In Washington, the White House condemned the attack. "The United States condemns the violent attack in Pakistan and mourns the loss of innocent life there," Gordon Johndroe, White House National Security Council spokesman said. "Extremists will not be allowed to stop Pakistanis from selecting their representatives through an open and democratic process."
Speaking from Dubai, Bhutto's husband Asif Ali Zardari told ARYONE World Television: "I blame government for these blasts. It is the work of the intelligence agencies."
Intelligence reports suggested at least three jihadi groups linked to al-Qaeda and the Taliban were plotting suicide attacks, according to a provincial official. Some 20,000 security personnel had been deployed to provide protection for the returning Bhutto.

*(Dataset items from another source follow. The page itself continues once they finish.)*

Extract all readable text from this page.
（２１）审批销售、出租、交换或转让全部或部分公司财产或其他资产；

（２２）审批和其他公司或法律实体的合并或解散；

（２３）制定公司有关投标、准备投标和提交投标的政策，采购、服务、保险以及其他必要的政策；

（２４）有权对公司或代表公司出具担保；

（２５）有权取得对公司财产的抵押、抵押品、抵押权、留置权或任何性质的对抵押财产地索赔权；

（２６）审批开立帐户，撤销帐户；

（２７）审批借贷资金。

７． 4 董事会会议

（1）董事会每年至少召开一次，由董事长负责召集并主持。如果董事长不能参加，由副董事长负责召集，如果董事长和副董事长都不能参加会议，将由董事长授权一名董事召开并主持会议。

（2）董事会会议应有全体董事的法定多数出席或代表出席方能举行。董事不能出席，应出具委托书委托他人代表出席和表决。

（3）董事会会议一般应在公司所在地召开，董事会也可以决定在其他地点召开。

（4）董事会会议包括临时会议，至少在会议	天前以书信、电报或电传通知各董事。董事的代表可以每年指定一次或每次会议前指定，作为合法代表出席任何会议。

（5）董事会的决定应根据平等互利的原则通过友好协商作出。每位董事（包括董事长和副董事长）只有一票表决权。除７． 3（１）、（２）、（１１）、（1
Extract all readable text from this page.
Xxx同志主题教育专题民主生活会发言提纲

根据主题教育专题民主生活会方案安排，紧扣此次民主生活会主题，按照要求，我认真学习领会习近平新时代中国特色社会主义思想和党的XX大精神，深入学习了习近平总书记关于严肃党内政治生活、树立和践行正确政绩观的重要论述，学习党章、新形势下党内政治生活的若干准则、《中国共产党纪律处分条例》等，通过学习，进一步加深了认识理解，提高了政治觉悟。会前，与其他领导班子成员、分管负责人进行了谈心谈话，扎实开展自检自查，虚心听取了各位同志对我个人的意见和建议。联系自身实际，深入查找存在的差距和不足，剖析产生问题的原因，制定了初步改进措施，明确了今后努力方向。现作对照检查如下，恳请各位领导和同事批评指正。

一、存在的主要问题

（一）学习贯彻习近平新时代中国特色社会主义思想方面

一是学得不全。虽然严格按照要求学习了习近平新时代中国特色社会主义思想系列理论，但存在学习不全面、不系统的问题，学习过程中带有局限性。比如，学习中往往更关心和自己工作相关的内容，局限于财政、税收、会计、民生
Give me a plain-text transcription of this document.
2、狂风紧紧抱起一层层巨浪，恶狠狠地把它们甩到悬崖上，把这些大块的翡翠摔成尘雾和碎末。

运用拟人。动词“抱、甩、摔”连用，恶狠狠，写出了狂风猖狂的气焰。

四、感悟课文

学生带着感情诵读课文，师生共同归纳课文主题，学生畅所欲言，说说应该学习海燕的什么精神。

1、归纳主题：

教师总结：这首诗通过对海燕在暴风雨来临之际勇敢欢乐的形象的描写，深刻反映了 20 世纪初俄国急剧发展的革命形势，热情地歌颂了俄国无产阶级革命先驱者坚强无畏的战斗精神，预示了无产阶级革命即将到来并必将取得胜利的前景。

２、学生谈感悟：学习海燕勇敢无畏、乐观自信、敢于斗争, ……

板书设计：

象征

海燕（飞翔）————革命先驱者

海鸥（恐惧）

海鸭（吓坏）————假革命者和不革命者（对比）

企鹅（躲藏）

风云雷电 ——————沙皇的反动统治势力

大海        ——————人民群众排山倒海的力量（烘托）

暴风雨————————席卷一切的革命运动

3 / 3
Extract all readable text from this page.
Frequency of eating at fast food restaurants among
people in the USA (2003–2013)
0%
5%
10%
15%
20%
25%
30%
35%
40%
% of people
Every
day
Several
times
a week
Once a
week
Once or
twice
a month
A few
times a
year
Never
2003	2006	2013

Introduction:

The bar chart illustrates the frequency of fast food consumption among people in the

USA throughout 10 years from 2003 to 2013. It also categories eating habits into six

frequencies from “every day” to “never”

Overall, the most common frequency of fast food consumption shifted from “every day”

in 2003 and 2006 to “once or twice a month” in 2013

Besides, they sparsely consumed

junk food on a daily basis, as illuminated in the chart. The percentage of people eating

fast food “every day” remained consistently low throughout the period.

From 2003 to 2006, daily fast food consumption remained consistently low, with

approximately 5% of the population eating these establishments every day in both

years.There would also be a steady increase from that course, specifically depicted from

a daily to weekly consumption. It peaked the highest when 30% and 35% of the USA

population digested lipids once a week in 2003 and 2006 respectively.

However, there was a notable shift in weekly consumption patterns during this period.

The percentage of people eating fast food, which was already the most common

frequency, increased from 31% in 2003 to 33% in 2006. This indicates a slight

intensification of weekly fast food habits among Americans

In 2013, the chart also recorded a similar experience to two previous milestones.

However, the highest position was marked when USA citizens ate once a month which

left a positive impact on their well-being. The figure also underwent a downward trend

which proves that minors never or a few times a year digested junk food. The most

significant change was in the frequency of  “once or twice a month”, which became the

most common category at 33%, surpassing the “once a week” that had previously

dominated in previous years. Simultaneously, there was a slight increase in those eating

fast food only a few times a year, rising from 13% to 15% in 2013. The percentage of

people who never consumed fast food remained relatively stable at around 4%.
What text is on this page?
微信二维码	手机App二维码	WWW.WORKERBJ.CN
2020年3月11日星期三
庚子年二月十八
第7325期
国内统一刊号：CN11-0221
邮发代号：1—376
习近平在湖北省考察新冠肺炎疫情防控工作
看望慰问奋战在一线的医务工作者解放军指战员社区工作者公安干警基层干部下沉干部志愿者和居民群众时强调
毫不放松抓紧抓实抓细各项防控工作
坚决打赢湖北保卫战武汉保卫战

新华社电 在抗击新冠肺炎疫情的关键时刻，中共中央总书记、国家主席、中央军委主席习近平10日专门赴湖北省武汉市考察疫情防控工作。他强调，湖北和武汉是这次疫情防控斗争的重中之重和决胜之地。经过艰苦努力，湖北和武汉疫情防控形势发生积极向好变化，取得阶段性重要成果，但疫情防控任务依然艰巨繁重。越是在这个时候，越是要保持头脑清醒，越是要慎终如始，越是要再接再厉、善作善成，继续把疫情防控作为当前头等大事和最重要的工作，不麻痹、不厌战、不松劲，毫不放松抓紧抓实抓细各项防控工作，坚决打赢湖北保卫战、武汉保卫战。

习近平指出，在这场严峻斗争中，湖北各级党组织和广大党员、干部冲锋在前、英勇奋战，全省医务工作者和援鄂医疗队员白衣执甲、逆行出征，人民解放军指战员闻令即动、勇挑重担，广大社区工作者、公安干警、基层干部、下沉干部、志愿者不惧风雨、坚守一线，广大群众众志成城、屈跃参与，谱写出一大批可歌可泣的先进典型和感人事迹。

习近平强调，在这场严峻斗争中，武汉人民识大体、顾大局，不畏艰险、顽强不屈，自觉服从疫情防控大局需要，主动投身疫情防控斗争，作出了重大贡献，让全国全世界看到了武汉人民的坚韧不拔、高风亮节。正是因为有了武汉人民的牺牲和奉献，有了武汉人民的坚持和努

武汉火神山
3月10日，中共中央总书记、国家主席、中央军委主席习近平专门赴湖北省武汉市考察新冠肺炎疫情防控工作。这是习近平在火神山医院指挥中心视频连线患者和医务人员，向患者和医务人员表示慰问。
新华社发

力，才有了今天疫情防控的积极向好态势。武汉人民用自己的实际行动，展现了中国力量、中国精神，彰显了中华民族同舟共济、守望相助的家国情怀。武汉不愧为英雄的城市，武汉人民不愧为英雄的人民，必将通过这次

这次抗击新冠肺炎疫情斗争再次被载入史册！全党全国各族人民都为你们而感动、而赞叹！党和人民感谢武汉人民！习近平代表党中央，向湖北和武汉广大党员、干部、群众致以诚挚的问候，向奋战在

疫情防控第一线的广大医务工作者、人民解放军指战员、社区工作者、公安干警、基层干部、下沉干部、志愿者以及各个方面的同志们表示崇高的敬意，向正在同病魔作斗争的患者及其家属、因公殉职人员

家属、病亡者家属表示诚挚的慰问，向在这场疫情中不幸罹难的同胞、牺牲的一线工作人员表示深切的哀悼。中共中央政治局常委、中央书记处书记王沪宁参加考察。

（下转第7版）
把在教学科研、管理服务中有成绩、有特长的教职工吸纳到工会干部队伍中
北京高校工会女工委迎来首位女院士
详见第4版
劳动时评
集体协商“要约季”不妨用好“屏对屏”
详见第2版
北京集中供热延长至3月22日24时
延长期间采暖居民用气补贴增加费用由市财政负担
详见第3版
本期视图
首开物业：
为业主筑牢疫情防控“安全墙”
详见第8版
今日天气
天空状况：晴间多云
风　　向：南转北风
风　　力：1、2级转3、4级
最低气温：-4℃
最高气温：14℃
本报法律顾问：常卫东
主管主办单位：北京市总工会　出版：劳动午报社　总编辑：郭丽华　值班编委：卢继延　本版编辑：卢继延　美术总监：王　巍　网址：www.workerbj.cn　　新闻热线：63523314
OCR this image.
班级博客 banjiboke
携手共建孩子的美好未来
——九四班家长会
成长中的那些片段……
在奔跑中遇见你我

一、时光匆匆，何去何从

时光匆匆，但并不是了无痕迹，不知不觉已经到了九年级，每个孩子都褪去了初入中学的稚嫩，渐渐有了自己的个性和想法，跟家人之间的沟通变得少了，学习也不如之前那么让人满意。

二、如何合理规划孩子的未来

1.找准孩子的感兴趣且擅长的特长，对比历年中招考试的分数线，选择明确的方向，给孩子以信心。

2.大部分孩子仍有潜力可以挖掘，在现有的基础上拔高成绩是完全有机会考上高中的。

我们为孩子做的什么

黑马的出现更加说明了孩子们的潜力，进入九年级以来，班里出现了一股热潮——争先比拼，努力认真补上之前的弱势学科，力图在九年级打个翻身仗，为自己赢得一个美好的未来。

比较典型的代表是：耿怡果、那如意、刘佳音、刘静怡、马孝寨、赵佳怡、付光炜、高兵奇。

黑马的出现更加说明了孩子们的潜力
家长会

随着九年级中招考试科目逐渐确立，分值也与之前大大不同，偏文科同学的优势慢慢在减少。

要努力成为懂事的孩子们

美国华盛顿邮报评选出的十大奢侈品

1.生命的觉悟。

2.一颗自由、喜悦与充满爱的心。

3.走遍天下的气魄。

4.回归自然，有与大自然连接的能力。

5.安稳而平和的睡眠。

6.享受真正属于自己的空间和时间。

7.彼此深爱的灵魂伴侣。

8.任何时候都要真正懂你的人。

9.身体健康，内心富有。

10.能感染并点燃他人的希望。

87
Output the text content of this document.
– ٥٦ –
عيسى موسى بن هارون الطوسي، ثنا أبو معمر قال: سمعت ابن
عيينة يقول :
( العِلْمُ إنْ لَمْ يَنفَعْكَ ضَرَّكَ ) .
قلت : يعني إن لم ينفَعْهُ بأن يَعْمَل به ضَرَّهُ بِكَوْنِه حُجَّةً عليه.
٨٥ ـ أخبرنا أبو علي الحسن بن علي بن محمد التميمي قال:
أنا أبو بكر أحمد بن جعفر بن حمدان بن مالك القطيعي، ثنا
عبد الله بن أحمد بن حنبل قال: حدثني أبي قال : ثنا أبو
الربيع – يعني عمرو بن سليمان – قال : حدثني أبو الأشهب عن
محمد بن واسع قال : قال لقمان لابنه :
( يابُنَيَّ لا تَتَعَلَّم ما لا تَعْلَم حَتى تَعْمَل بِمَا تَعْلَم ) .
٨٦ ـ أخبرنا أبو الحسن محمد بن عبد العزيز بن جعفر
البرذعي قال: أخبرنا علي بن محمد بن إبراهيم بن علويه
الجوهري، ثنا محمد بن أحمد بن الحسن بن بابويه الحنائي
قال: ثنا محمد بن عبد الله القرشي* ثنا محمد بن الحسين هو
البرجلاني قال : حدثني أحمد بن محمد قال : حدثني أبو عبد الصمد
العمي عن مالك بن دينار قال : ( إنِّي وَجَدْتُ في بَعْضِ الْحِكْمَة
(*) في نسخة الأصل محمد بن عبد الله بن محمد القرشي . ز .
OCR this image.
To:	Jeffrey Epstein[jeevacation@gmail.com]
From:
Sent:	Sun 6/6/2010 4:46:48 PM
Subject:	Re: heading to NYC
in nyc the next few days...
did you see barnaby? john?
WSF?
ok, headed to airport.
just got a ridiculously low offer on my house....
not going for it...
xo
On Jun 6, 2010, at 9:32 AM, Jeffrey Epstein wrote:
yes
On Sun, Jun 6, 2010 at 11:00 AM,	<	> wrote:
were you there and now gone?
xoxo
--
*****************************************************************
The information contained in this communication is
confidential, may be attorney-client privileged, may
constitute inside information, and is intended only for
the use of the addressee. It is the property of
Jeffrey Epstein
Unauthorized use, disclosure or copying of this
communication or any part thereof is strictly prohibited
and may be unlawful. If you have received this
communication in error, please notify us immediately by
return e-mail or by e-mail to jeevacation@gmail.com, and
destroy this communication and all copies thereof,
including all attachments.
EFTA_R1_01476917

"She has an agreement with America. We will carry out attacks on Benazir Bhutto as we did on General Pervez Musharraf," Haji Omar, a Taliban commander in the Waziristan tribal region on the Afghan border, told Reuters by satellite telephone as Bhutto headed for Pakistan.
Bhutto had returned from self-imposed exile to lead her Pakistan People's Party into national elections meant to return the country to civilian rule.
For years Bhutto had vowed to return to Pakistan to end military dictatorship, yet she came back as a potential ally for Musharraf, the army chief who took power in a 1999 coup.
The United States is believed to have quietly encouraged their alliance to keep nuclear-armed Pakistan pro-Western and committed to fighting al-Qaeda and supporting NATO's efforts to stabilise Afghanistan.
Dressed in a green kameez, a loose tunic, her head covered by a white scarf, Bhutto had earlier stood in plain view on top of her truck, ignoring police advice to stay behind its bullet proof glass, as it edged through crowds waving the red, black and green tricolour of her Pakistan People's Party (PPP).
Even before Friday's attack, Bhutto's family history has been steeped in violence. Her father, Zulfikar Ali Bhutto, Pakistan's first popularly elected prime minister, was overthrown and hanged, while her two brothers were killed in mysterious circumstances, one gunned down in Karachi, the other found dead in a French Riviera hotel.